«non temerai i terrori della notte / né la freccia che vola di giorno / la peste che vaga nelle tenebre / lo sterminio che devasta a mezzogiorno»

Sono trentatré anni che è morto Primo Levi.

Quella mattina brutta in casa sua, in corso Umberto 75 a Torino, che ancora non si è capito se fu suicidio o vertigine. Ma che importa, a questo punto? Conta che non c’è più da trent’anni e che avrebbe avuto ancora molto da dire, anche se lui stesso disse pochi giorni prima a Einaudi di non riuscire più a scrivere. Ma, magari, son cose che passano e che capitano a tutti gli scrittori. Oppure no, il peso era davvero troppo.

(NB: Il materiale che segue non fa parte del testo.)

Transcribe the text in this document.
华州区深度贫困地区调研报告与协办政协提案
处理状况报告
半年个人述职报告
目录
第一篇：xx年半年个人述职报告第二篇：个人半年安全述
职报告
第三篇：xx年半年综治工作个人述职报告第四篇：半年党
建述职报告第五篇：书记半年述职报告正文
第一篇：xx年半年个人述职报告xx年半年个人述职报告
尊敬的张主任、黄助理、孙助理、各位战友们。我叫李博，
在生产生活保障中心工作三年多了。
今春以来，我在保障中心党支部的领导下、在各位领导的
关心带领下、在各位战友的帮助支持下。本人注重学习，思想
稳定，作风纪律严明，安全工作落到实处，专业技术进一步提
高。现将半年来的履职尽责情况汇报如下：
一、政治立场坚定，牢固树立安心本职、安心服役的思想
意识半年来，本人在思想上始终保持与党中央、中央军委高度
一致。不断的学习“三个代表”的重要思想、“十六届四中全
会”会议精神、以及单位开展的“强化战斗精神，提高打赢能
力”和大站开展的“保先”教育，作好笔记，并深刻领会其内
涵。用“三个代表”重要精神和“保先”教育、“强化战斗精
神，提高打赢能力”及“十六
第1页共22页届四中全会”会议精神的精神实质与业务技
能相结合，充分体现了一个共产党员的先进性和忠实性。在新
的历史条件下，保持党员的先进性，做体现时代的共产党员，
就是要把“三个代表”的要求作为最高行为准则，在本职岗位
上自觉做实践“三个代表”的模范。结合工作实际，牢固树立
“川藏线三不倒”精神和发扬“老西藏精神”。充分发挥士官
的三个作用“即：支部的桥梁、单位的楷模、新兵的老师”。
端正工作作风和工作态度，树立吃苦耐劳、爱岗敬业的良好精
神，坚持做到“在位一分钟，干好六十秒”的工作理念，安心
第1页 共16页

Di Levi penso, con riconoscenza, tutto il bene possibile ed è sempre un piacere rileggerlo, anche nei passaggi più duri, perché mi riporta a sprazzi di coscienza più consapevole, o quando mi fa ridere, perché sì, c’è parecchio Levi divertente, o quando è leggero e arguto. Ne ho scritto qualcosa nel tempo e non serve a nulla ripetermi qui, serve invece a molto ripetere le cose dentro la mia testa. Una fortuna, averlo avuto.